Commercial sales transactions span the price spectrum, but tend to be measured and reported based on size. Commercial real estate (CRE) deals at the higher end—$2.5 million and above—comprise a large share of investment sales. Smaller commercial transactions tend to be obscured given their size. However, these smaller properties provide the types of commercial space where average Americans engage on a daily basis—e.g. grocery-anchored shopping centers, local warehouses, small offices, supermarkets, etc. These are the types of buildings that are important in local communities, and REALTORS® are active in serving these markets.
The National Association of REALTORS® Commercial Real Estate Outlook: 2016.Q2 report focuses on market performance in both large (LCRE) and small commercial (SCRE) sectors. The report provides an overview of economic indicators, investment sales and leasing fundamentals.
The pace of commercial transactions dropped in the first quarter of 2016, following an upbeat 2015. The volume of commercial sales in LCRE markets totaled $111 billion, a 20 percent year-over-year decrease, according to Real Capital Analytics (RCA). The first quarter data saw yearly declines in both individual and portfolio transactions, of 11 percent and 24 percent, respectively.

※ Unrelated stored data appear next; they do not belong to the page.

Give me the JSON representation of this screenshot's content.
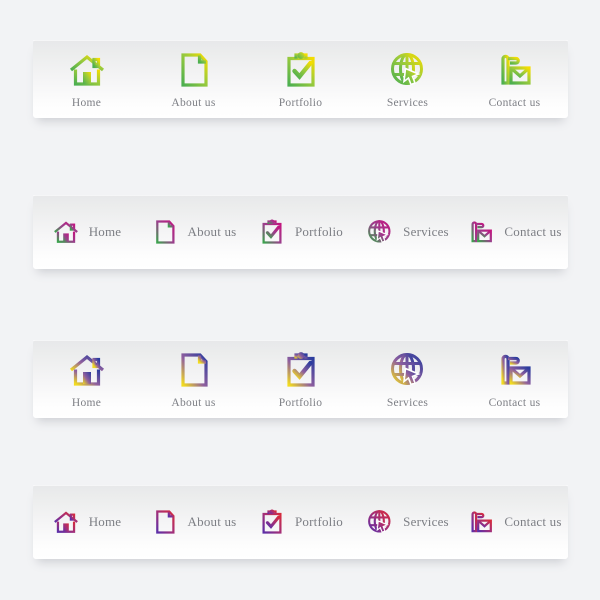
{
  "page": {
    "background_color": "#f2f3f5",
    "bar_background_top": "#e7e8ea",
    "bar_background_bottom": "#ffffff",
    "label_color": "#7d7f85"
  },
  "menu_labels": {
    "home": "Home",
    "about": "About us",
    "portfolio": "Portfolio",
    "services": "Services",
    "contact": "Contact us"
  },
  "icon_names": {
    "home": "home-icon",
    "about": "document-page-icon",
    "portfolio": "clipboard-check-icon",
    "services": "globe-cursor-icon",
    "contact": "phone-envelope-icon"
  },
  "navbars": [
    {
      "id": "navbar-1",
      "layout": "vertical",
      "gradient_from": "#4caf50",
      "gradient_to": "#f5dd00",
      "items": [
        {
          "label": "Home",
          "icon": "home-icon"
        },
        {
          "label": "About us",
          "icon": "document-page-icon"
        },
        {
          "label": "Portfolio",
          "icon": "clipboard-check-icon"
        },
        {
          "label": "Services",
          "icon": "globe-cursor-icon"
        },
        {
          "label": "Contact us",
          "icon": "phone-envelope-icon"
        }
      ]
    },
    {
      "id": "navbar-2",
      "layout": "horizontal",
      "gradient_from": "#3aa44c",
      "gradient_to": "#c3157f",
      "items": [
        {
          "label": "Home",
          "icon": "home-icon"
        },
        {
          "label": "About us",
          "icon": "document-page-icon"
        },
        {
          "label": "Portfolio",
          "icon": "clipboard-check-icon"
        },
        {
          "label": "Services",
          "icon": "globe-cursor-icon"
        },
        {
          "label": "Contact us",
          "icon": "phone-envelope-icon"
        }
      ]
    },
    {
      "id": "navbar-3",
      "layout": "vertical",
      "gradient_from": "#f2dc1e",
      "gradient_to": "#2b3c9e",
      "items": [
        {
          "label": "Home",
          "icon": "home-icon"
        },
        {
          "label": "About us",
          "icon": "document-page-icon"
        },
        {
          "label": "Portfolio",
          "icon": "clipboard-check-icon"
        },
        {
          "label": "Services",
          "icon": "globe-cursor-icon"
        },
        {
          "label": "Contact us",
          "icon": "phone-envelope-icon"
        }
      ]
    },
    {
      "id": "navbar-4",
      "layout": "horizontal",
      "gradient_from": "#5b2fa8",
      "gradient_to": "#d62b3c",
      "items": [
        {
          "label": "Home",
          "icon": "home-icon"
        },
        {
          "label": "About us",
          "icon": "document-page-icon"
        },
        {
          "label": "Portfolio",
          "icon": "clipboard-check-icon"
        },
        {
          "label": "Services",
          "icon": "globe-cursor-icon"
        },
        {
          "label": "Contact us",
          "icon": "phone-envelope-icon"
        }
      ]
    }
  ]
}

Continuing the trends from 2015, apartment transactions comprised the largest share of first quarter volume, with $38.6 billion in sales, followed by office properties, which accounted for $31.2 billion. Retail and industrial sales totaled $17.9 billion and $12.6 billion, respectively.
In comparison, sales in SCRE markets rose 8.5 percent year-over-year during the first quarter, based on REALTORS® market data. The average sale transaction price totaled $1.1 million during the quarter.
Even with declining sales volume, prices in LCRE markets rose. However, the advances moderated from the fast pace of the past two years. Prices in markets covered by Real Capital Analytics gained 8.6 percent during the first quarter of 2016, based on RCA’s Commercial Property Price Index. The advance was driven by strong appreciation in prices of retail and apartment properties, which advanced 11.8 percent and 11.2 percent, respectively. Prices for office properties in central business districts (CBD) advanced 10.5 percent.
Separately, additional price indices also advanced. The Green Street Advisors Commercial Property Price Index rose 8.4 percent on a yearly basis during the first quarter, reaching a value of 123.4. The National Council of Real Estate investment Fiduciaries (NCREIF) Price Index increased 8.7 percent year-over-year in the first quarter of 2016, to a value of 257.3.
Capitalization rates in LCRE markets averaged 6.7 percent in the first quarter, based on RCA reports, 30 basis points lower compared with the prior year. Cap rate compression continued for apartment and office CBD properties, reaching values of 5.7 percent and 5.4 percent, respectively.
With inventory shortage continuing as a main concern, prices in SCRE markets rose a more moderate 5.1 percent year-over-year during the period. Average capitalization rates declined to an average 7.2 percent across all property types, a 60 basis point compression on a yearly basis. Apartments posted the lowest cap rate, at 6.9 percent, followed by hotel properties with average cap rates at 7.1 percent. Office and retail spaces tied with cap rates of 7.3 percent. Industrial transactions reported the highest comparative cap rates—7.4 percent. It is worth noting that these cap rates are higher than those in LCRE markets, reflecting activity in markets where REALTORS® are more engaged.